Le soir, je pris congé de tout le monde ; le général me reconduisit jusqu’à la porte du parc. Je ne sais si, en le quittant, je n’avais pas pour sa femme plus de haine que d’amour.

Je voyageai un an ; je vis Naples, Rome, Venise, et je m’étonnai chaque jour de sentir cette passion que je croyais éternelle se détacher de mon cœur. J’arrivai enfin à ne plus la considérer que comme l’une de ces mille aventures dont est parsemée la vie d’un jeune homme, dont on ne se souvient plus que de temps en temps, et qu’un jour on finira par oublier tout-à-fait.

Je rentrai en France par le Mont-Cenis. Arrivé à Grenoble, nous fîmes la partie, avec un jeune homme que j’avais rencontré à Florence, de venir visiter la Chartreuse. Je vis ainsi cette maison que j’habite depuis six ans, et je dis en riant à Emmanuel (c’était le nom de baptême de mon compagnon) que si j’avais connu ce cloître lorsque j’étais amoureux, je m’y serais fait moine.

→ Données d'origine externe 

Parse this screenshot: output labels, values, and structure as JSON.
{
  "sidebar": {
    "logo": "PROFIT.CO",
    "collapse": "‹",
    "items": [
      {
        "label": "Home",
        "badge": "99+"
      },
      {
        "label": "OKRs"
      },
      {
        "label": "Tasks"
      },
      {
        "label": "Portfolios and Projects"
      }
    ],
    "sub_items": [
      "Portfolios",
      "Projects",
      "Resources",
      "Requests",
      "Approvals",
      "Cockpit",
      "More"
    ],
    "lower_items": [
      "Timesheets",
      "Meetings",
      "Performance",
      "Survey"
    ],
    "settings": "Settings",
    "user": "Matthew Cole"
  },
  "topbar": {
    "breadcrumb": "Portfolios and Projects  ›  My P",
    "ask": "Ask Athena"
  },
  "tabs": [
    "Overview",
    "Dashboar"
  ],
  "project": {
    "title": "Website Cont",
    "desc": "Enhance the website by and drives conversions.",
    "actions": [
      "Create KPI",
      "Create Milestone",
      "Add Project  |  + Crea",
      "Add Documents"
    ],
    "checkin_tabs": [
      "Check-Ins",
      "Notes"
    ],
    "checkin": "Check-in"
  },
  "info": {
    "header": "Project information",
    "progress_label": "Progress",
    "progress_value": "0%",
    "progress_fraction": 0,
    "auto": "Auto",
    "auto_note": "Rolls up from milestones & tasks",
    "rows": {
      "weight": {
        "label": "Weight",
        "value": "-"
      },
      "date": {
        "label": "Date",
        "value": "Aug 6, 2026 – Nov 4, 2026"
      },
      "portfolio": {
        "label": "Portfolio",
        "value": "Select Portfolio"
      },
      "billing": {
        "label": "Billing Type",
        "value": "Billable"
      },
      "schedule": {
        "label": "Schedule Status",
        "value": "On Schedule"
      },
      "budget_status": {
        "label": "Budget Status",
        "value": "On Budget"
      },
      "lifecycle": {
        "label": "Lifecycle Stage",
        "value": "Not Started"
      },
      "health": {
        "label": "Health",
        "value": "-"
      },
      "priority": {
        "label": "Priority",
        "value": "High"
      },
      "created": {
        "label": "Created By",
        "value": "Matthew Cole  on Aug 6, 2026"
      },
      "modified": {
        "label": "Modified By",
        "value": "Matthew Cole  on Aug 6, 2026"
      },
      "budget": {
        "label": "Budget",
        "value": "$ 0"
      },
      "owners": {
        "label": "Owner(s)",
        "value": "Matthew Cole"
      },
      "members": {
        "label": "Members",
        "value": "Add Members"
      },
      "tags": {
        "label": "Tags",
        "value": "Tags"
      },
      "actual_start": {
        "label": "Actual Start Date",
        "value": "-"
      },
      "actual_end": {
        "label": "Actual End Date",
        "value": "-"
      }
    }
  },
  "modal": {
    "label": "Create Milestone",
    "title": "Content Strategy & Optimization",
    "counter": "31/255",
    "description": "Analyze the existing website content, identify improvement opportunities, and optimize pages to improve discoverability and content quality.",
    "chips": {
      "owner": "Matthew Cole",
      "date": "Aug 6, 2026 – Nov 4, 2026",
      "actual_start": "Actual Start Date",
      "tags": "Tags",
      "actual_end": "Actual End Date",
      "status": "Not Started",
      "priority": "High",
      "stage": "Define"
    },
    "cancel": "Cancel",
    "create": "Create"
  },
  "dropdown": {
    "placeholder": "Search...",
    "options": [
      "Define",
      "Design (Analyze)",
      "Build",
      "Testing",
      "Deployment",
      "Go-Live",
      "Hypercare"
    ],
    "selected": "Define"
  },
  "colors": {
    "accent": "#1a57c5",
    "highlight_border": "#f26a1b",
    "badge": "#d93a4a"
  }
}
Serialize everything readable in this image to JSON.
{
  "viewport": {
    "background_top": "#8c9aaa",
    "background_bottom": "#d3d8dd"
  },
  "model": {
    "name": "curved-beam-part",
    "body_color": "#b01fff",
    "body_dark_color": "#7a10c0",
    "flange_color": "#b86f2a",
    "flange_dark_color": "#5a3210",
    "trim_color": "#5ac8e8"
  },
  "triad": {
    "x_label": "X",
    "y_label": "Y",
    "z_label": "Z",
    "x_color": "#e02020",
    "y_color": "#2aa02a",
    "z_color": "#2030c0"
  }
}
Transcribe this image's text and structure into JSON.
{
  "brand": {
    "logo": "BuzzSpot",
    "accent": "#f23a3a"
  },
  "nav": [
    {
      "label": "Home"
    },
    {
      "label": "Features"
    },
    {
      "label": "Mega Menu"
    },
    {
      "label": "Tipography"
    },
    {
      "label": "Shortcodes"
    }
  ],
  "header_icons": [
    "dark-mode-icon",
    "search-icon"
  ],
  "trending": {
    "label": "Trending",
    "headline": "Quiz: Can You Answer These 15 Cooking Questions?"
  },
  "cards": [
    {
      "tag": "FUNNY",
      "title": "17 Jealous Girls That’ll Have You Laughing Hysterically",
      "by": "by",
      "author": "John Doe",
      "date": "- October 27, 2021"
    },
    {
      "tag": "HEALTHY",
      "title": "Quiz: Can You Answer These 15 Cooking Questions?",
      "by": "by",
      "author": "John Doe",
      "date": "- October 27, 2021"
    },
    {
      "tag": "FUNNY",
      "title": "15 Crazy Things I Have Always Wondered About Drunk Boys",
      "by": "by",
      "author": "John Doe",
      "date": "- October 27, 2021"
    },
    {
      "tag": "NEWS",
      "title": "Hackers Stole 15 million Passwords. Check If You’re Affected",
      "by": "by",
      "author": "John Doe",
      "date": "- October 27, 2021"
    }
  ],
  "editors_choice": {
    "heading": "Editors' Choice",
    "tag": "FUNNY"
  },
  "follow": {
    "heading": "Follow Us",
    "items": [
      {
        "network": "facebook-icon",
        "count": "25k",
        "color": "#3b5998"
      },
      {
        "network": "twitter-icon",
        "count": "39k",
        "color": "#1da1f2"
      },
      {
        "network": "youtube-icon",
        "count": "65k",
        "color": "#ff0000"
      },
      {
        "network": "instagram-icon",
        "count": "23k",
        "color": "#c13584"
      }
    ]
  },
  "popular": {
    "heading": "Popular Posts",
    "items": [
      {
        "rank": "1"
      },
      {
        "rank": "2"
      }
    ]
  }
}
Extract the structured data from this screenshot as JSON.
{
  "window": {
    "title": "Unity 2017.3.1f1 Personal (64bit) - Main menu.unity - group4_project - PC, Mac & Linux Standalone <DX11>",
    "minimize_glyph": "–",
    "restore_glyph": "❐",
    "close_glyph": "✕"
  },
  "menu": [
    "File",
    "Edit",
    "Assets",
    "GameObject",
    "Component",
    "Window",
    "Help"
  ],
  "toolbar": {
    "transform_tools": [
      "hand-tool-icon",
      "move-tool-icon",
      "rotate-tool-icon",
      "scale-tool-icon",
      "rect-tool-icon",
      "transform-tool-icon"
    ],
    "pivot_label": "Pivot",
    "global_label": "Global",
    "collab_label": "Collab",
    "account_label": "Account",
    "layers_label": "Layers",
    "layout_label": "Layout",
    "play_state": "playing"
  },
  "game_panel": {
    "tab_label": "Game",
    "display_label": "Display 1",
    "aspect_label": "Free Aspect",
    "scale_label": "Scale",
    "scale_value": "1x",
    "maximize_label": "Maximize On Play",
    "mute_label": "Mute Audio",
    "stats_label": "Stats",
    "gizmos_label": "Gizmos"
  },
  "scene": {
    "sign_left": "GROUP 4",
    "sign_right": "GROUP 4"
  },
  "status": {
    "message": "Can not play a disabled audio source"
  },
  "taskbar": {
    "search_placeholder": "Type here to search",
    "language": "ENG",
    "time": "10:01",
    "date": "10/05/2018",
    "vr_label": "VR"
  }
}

Je revins à Paris ; j’y retrouvai mes anciennes connaissances. Ma vie se renoua au même fil qui s’était cassé, lorsque j’avais connu madame M… Il me semblait que tout ce que je viens de vous raconter n’était qu’un rêve. Seulement ma mère, s’ennuyant à la campagne, du moment où je n’y pouvais plus rester avec elle, avait vendu la nôtre, et acheté un hôtel à Paris.

J’y avais revu le général et il avait été content de moi. Il m’avait offert de présenter mes hommages à sa femme ; j’avais accepté, certain que j’étais de mon indifférence. En entrant dans sa chambre, je ressentis cependant une légère oppression. Madame M… était sortie. L’émotion que j’avais éprouvée était si peu de chose, que je n’en pris aucune inquiétude.

Quelques jours après, j’allai au bois et je rencontrai, au détour d’une allée, le général et sa femme. Les éviter eût été affecté ; d’ailleurs, pourquoi aurais-je craint de revoir madame M… ?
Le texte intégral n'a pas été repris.